Quant aux développements contenus tant dans la requête introductive d’instance que dans le mémoire en réplique du demandeur et sur lesquels il est revenu au cours des plaidoiries, suivant lesquels il n’aurait pas introduit une réclamation au cours de la phase administrative au motif que le projet de PAP « zones inondables et zones de rétention » initialement proposé par le gouvernement se serait exclusivement basé sur les crues de l’année 1993, au cours desquelles son terrain n’aurait pas été inondé et qu’il aurait estimé à l’époque ne pas avoir un intérêt à introduire une telle réclamation au vu des faits ayant existé à l’époque et qu’en réalité son préjudice ne serait né que postérieurement à ladite phase de consultation préalable des tiers intéressés, dans la mesure où le règlement grand-ducal incriminé se baserait en outre sur les crues de l’année 1995, tel que cela ressortirait d’une photographie aérienne prise en date du 23 janvier 1995, versée au dossier par le délégué du gouvernement, qui auraient été tout à fait exceptionnelles en ce qu’elles auraient constitué une « véritable catastrophe météorologique », il échet de retenir que s’il est vrai que d’après la prédite photographie versée au dossier du tribunal, le gouvernement semble s’être basé sur des faits ayant eu lieu en 1995 pour décider le classement du terrain litigieux en zone inondable, il n’en demeure pas moins qu’il se dégage sans aucune équivoque possible du règlement grand-ducal précité du 21 janvier 2000 et plus particulièrement de son article 2, point 1) que seules ont été prises en considération les crues des eaux ayant eu lieu au cours des inondations de janvier ou décembre 1993. Ladite photographie aérienne ne saurait partant, à elle seule, et sans qu’elle fasse l’objet d’une référence au règlement grand-ducal précité, constituer une preuve suivant laquelle les crues de 1995 ont servi de justification pour la prise du prédit règlement. Par ailleurs, dans la mesure où le demandeur entend tirer des prédits développements un argument ayant pour but de justifier sa non-participation à la procédure de réclamation et dans la mesure où il a été retenu ci-avant que le demandeur possède un intérêt à agir nonobstant le fait qu’il n’a pas introduit des objections auprès du collège échevinal au cours de la phase de consultation de la population concernée par le projet établi par le gouvernement en conseil, lesdits développements sont à écarter comme n’étant pas pertinents.

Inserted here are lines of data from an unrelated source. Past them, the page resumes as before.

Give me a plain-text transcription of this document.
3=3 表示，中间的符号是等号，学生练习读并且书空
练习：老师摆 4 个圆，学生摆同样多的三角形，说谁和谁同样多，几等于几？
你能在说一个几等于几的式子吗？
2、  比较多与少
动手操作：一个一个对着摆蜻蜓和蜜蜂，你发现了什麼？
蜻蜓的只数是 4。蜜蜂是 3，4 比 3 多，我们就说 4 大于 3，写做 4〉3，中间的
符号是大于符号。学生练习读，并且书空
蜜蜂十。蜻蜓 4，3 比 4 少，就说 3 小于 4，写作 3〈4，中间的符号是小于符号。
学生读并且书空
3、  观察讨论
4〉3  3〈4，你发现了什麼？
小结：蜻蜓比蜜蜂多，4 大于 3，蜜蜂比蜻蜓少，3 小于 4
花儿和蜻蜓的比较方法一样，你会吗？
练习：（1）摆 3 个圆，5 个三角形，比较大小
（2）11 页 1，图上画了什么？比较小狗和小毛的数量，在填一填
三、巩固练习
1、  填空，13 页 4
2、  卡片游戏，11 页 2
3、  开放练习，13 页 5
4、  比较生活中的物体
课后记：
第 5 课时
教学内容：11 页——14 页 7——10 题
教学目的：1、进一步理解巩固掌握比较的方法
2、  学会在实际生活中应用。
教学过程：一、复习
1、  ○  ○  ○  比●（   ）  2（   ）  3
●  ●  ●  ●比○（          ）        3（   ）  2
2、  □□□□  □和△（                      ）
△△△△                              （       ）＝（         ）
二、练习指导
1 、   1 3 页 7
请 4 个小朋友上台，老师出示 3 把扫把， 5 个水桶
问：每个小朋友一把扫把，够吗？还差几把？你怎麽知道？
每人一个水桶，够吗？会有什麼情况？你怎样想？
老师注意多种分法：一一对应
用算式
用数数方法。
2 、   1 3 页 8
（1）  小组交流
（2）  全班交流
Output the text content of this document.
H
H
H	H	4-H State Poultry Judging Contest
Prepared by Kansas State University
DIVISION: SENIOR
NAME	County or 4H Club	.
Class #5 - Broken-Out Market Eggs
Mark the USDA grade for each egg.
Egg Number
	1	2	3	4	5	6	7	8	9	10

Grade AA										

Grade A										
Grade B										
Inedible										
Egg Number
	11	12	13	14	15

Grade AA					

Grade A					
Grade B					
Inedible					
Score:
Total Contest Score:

4 Il suit de ce qui précède que le moyen tiré d’un défaut d’intérêt à agir du demandeur est à écarter pour n’être pas fondé.

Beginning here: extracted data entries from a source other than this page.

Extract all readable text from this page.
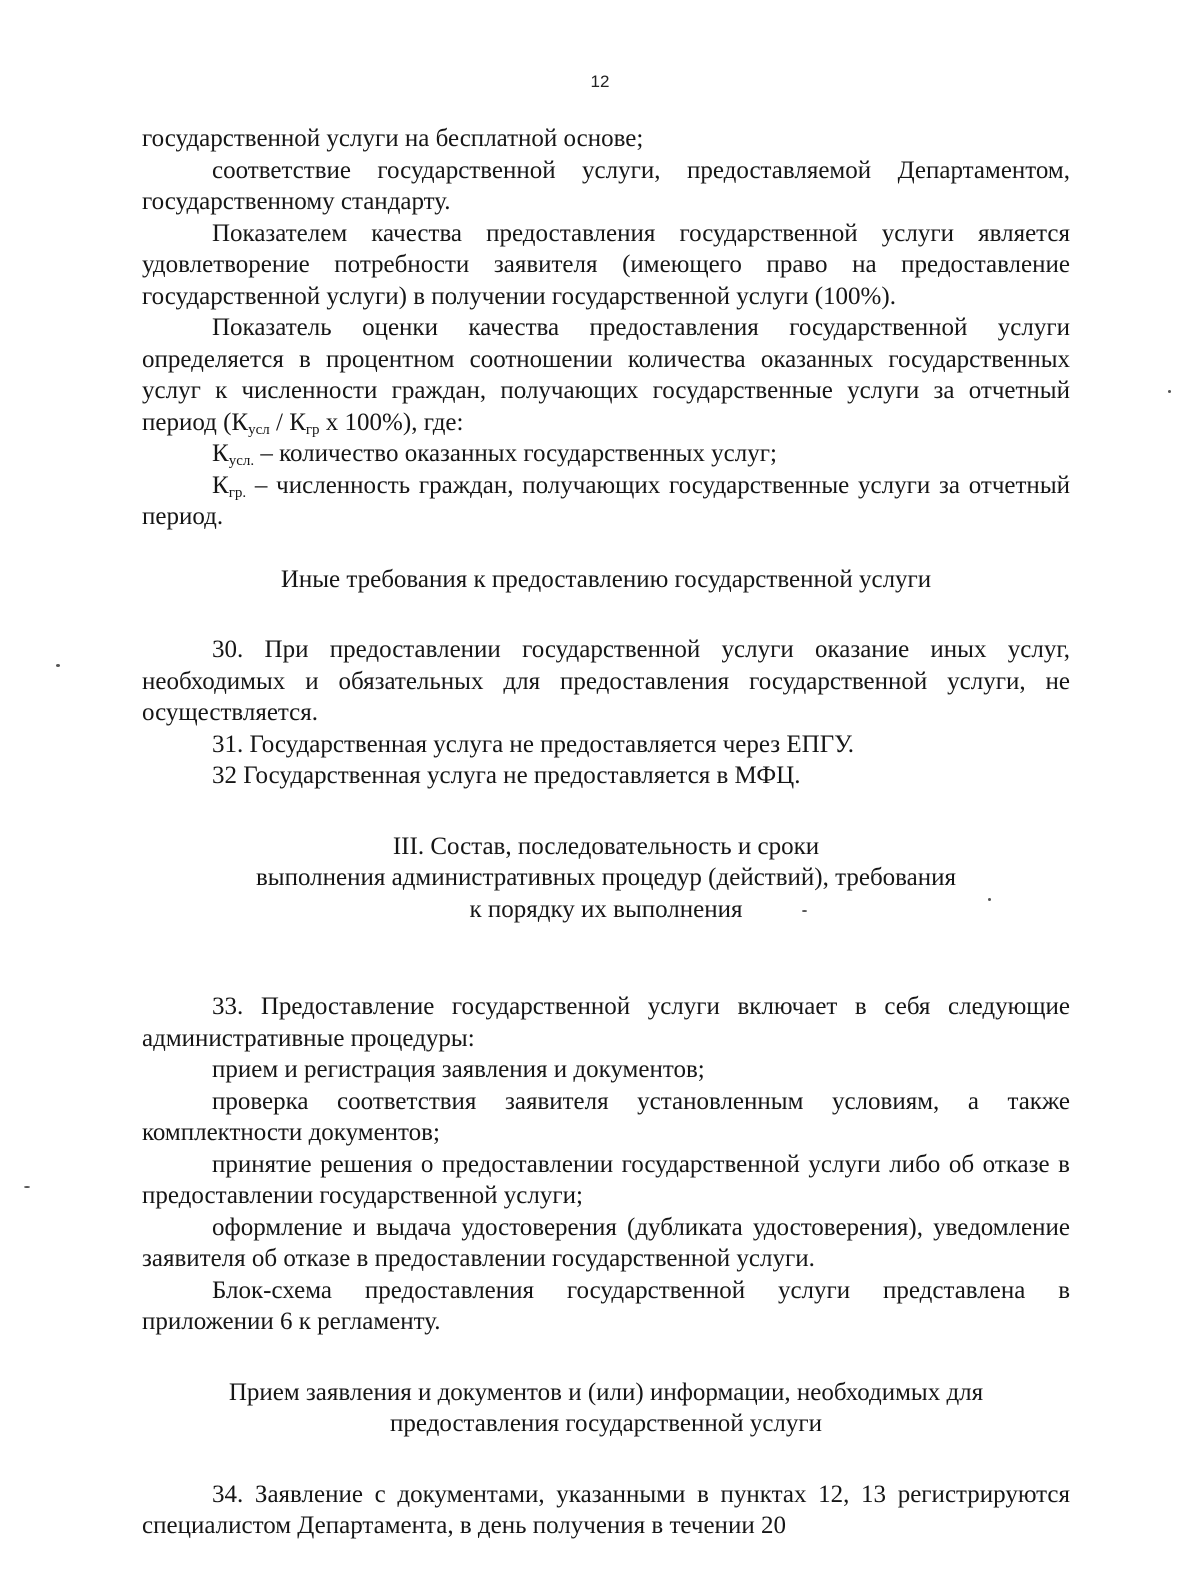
12

государственной услуги на бесплатной основе;

соответствие государственной услуги, предоставляемой Департаментом, государственному стандарту.

Показателем качества предоставления государственной услуги является удовлетворение потребности заявителя (имеющего право на предоставление государственной услуги) в получении государственной услуги (100%).

Показатель оценки качества предоставления государственной услуги определяется в процентном соотношении количества оказанных государственных услуг к численности граждан, получающих государственные услуги за отчетный период ($К_{усл} / К_{гр}$ х 100%), где:

$К_{усл.}$ – количество оказанных государственных услуг;

$К_{гр.}$ – численность граждан, получающих государственные услуги за отчетный период.

Иные требования к предоставлению государственной услуги

30. При предоставлении государственной услуги оказание иных услуг, необходимых и обязательных для предоставления государственной услуги, не осуществляется.

31. Государственная услуга не предоставляется через ЕПГУ.

32 Государственная услуга не предоставляется в МФЦ.

III. Состав, последовательность и сроки

выполнения административных процедур (действий), требования

к порядку их выполнения

33. Предоставление государственной услуги включает в себя следующие административные процедуры:

прием и регистрация заявления и документов;

проверка соответствия заявителя установленным условиям, а также комплектности документов;

принятие решения о предоставлении государственной услуги либо об отказе в предоставлении государственной услуги;

оформление и выдача удостоверения (дубликата удостоверения), уведомление заявителя об отказе в предоставлении государственной услуги.

Блок-схема предоставления государственной услуги представлена в приложении 6 к регламенту.

Прием заявления и документов и (или) информации, необходимых для

предоставления государственной услуги

34. Заявление с документами, указанными в пунктах 12, 13 регистрируются специалистом Департамента, в день получения в течении 20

Le recours en annulation, non autrement contesté, est recevable en ce qu’il est dirigé contre le règlement grand-ducal précité du 21 janvier 2000 ayant déclaré obligatoire la partie du PAP « zones inondables et zones de rétention » pour le territoire de la Ville de Luxembourg pour répondre par ailleurs aux exigences légales posées en matière de forme et de délai.

Quant au fond Le moyen tiré d’une prétendue violation de l’article 9 du règlement grand-ducal du 8 juin 1979 relatif à la procédure à suivre par les administrations relevant de l’Etat et des communes, en ce que le demandeur aurait dû être informé au préalable de l’intention de l’autorité compétente de prendre le règlement incriminé, il y a lieu de constater, comme l’a relevé à bon droit le délégué du gouvernement au cours des plaidoiries, que ledit règlement grand-ducal n’a pas vocation à s’appliquer aux actes administratifs à caractère réglementaire, tel que cela se dégage de l’article 4 de la loi du 1er décembre 1978 réglant la procédure administrative non contentieuse suivant lequel le prédit règlement grand-ducal ne s’applique qu’aux décisions administratives individuelles. Partant, ledit moyen est à rejeter.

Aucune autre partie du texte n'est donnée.